Recently I have been involved in troubleshooting a custom SharePoint application. The application was deployed on a SharePoint 2007 farm, consisting of a database server, an application server and two front ends. At time in the live environment the customer encountered the following error and after this the application did not work until an IIS reset:
The remote server returned an error: (500) Internal Server Error. at System.Net.HttpWebRequest.GetResponse() at System.ServiceModel.Channels.HttpChannelFactory.HttpRequestChannel.HttpChannelRequest.WaitForReply(TimeSpan timeout)
Unfortunately this never happened on the test farm – which was identical to the live one – and to make it even worse it was a random occurance and nobody was able to reproduce it.
Soon, they realised by visiting the following URL http://:8091/CustomServiceName.svc?wsdl, that the problem disappeared and the application worked correctly for a while.
After some digging I found the following event on the application server:
Event ID: 1309
Task Category: Web Event
Process name: w3wp.exe
Exception type: COMException
Exception message: The handle is invalid. (Exception from HRESULT: 0x80070006 (E_HANDLE))
Further information in this message told me that the problem occurred with a custom WCF application hosted on the app server and it belongs to the custom application.
I also opened the IIS logfiles and searched for patterns when the error occurred. The only interesting thing was that normally always a POST method was used during normal behaviour except when the application was “healed” by visiting the WCF service URL using a GET method. However nothing told me what put this application into this “zombie” state.
I turned on the IIS Failed Request Tracing feature without a filter and was waiting for the issue to come up again.
Luckily the FRT files told more:
[COMException (0x80070006): The handle is invalid. (Exception from HRESULT: 0x80070006 (E_HANDLE))]
[FileLoadException: Could not load file or assembly ‘SMDiagnostics, Version=188.8.131.52, Culture=neutral, PublicKeyToken=b77a5c561934e089’ or one of its dependencies. The handle is invalid. (Exception from HRESULT: 0x80070006 (E_HANDLE))]
System.ServiceModel.Activation.HttpModule.ProcessRequest(Object sender, EventArgs e) +0
System.Web.HttpApplication.ExecuteStep(IExecutionStep step, Boolean& completedSynchronously) +171
To be on the safe side I checked the dll was on the machine and the assembly was registered to the GAC, anyway it would not explain the randomness of the error.
Meanwhile I had the chance to check the server when the error came up again and realised that no worker process belonged to this application by going to the worker process tab of the IIS manager:
Example, one worker process is running and it belongs to the DefaultAppPool application pool.
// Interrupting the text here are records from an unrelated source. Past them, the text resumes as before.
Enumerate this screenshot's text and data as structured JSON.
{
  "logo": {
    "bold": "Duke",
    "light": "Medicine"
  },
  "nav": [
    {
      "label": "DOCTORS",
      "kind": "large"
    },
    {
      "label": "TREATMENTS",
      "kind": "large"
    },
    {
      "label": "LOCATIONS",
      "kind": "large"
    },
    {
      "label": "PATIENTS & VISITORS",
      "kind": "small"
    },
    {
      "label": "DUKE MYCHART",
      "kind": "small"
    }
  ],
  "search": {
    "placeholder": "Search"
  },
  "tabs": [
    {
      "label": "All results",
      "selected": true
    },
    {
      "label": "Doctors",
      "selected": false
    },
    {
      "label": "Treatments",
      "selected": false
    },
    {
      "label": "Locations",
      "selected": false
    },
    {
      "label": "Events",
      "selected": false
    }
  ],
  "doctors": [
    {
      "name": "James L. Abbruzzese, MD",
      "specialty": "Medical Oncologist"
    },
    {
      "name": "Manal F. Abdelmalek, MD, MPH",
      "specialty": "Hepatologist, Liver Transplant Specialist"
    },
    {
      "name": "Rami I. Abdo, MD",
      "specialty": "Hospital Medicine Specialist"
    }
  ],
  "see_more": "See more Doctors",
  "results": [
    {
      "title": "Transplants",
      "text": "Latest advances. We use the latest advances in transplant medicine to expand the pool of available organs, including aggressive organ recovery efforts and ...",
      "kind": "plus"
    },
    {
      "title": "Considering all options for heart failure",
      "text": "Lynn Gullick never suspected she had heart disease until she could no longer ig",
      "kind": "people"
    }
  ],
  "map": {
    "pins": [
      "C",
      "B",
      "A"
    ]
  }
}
When I visited the WCF service URL a worker process started up and the application was working for the next couple of hours without any problem. Basically the worker process cannot start when the user tries to use the application but visiting the WCF service URL or starting it up by hand works.
When the error occurred next time and there was no w3wp.exe to host the application. I started up the sysinternals process monitor tool to check what is going on.
Searching for SMDiagnostics.dll realised a w3wp.exe started and also finished after a couple of operations.
First of all it created a failed request tracing xml file and also put some info into it, then read some dlls successfully. However, creating a file in C:\Windows\assembly failed. The reason is because it tried to do in the name of the visiting user who does not have permission for this operation on the server.
After some deliberation I found a difference in the web.config file of the service compared to the test system and it was about impersonation:
After all, the test and the live systems were not identical. Removing this setting and using the default ‘false’ value solved the issue.
The randomness of this problem came from the worker process settings. By default, if a worker process is idle for 20 minutes it shuts down to save resources. If a new request comes to the server and the w3wp.exe is not running, a new one automatically starts up. Because of the impersonation settings the worker process tried to start and make operations in the name of the visiting user and of course it failed.
In real life the troubleshooting process was not straightforward; there were a few dead end tries (creating a new application pool, playing with limits, doing stress tests) however the case is finally solved!